OpenSFS
- Founded: 2010
- Type: 501(c)(6)
- Location: Beaverton, Oregon, United States;
- Key people: Stephen Simms
- Website: www.opensfs.org

= OpenSFS =

Open Scalable File Systems, Inc. (OpenSFS) is a nonprofit organization promoting the Lustre file system. OpenSFS was founded in 2010 to ensure Lustre remains vendor-neutral, open, and free.

== History ==

The Lustre is a high-performance parallel file system deployed in computational data centers including many TOP500 systems. It first started development in 1999 under the Accelerated Strategic Computing Initiative Path Forward project and initially released in 2003. In September 2007, Sun Microsystems acquired the assets of Cluster File Systems Inc, and was itself acquired by Oracle Corporation in 2010. After announcements from Oracle before and during the 2010 Lustre User Group, ongoing development of Lustre as an open-source project was in question, prompting most Lustre developers to leave Oracle.
OpenSFS was founded in October 2010 to steward an open source software Lustre community. Founding members were Cray, DataDirect Networks, Lawrence Livermore National Laboratory, and Oak Ridge National Laboratory.
In April 2013 Norman Morse, who had been CEO since it was founded, resigned and was replaced by Galen Shipman of ORNL. In 2015, Charlie Carrol of Cray replaced Shipman as chairman. At the Lustre BOF at Supercomuting'16, Stephen Simms announced that stewardship of OpenSFS had been transferred from the remaining board members, Cray, Intel, and Seagate, to become a more user-driven organization. Simms assumed the role of interim president until board elections at LUG 2017 and then returned in a permanent capacity after elections at LUG 2019.

== OpenSFS Involvement in Lustre Releases ==
In 2011, Lustre 2.1 was the first community release endorsed by OpenSFS.
OpenSFS began direct funding of community releases in early 2012, focused on introducing new features and targeted every six months. Maintenance releases are targeted every three months.
OpenSFS solicited proposals in February 2013 for Lustre feature development, parallel file system tools, addressing Lustre technical issues, and parallel file system incubators.

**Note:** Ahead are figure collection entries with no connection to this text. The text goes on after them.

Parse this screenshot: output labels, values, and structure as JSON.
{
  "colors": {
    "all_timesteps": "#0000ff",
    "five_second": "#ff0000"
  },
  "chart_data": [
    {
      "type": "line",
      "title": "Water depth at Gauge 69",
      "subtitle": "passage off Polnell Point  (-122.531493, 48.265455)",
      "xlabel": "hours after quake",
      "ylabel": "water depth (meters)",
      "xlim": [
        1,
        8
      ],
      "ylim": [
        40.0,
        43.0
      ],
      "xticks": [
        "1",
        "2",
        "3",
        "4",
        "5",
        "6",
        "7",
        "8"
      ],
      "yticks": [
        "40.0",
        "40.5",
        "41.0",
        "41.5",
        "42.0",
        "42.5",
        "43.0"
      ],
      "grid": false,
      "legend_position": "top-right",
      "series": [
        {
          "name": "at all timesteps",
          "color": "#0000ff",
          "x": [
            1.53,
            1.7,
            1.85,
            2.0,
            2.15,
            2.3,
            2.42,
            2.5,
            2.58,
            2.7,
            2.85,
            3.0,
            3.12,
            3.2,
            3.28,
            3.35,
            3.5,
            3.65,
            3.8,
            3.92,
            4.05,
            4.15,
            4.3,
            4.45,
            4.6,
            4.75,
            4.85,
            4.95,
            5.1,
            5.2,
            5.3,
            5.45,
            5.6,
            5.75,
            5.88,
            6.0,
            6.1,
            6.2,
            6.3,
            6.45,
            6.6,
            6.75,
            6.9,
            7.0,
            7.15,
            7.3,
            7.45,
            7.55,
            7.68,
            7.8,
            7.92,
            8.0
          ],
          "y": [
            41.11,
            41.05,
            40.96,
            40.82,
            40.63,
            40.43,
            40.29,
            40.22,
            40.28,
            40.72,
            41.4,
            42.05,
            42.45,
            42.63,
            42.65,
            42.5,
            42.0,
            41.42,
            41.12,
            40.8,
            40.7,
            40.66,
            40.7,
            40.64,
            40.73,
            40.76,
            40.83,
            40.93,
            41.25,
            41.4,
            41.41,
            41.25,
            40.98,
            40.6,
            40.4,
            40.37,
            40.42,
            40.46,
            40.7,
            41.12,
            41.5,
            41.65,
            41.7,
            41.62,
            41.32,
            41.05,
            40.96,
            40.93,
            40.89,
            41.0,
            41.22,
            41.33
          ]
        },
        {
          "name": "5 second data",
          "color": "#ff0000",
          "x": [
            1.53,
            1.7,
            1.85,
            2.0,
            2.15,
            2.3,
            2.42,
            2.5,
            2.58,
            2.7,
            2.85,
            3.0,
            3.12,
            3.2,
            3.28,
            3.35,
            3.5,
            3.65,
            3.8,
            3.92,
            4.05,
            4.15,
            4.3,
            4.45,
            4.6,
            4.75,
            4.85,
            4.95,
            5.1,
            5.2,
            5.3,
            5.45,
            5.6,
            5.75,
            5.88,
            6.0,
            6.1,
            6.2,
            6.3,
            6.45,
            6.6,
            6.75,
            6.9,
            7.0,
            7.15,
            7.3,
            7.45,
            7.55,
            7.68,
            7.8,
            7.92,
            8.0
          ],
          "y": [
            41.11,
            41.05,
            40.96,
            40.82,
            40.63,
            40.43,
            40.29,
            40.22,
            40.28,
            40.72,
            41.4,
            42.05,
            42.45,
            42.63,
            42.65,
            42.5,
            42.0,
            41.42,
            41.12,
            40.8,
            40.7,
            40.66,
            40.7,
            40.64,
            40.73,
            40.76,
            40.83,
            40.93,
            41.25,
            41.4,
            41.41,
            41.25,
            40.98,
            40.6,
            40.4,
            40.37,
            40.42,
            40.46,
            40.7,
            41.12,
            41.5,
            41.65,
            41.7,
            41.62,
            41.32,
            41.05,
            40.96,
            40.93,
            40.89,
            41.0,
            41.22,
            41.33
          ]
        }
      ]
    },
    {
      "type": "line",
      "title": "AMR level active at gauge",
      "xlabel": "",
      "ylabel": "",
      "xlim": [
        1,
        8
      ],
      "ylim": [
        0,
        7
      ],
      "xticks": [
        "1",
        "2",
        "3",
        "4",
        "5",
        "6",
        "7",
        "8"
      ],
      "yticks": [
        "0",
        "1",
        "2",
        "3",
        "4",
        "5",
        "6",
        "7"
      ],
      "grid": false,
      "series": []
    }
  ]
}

OpenSFS-funded releases included Lustre 2.5 in October 2013, containing a Lustre+HSM integration capability.
In 2017 it was announced that Lustre releases would adopt a Long Term Support (LTS) model with Lustre 2.10 being the first LTS release.
At SC18 it was announced that Lustre 2.12 would be the next LTS release.

Matters relating to the Lustre community releases are discussed at the OpenSFS Lustre Working Group.

== Lustre User Group ==

Since 2011 OpenSFS has been in charge of organizing the annual Lustre User Group (LUG) event, traditionally held in April or May, for discussion and seminars on Lustre. The 2020 LUG was replaced by a webinar series in light of restrictions around travel and group meetings due to the global COVID-19 pandemic.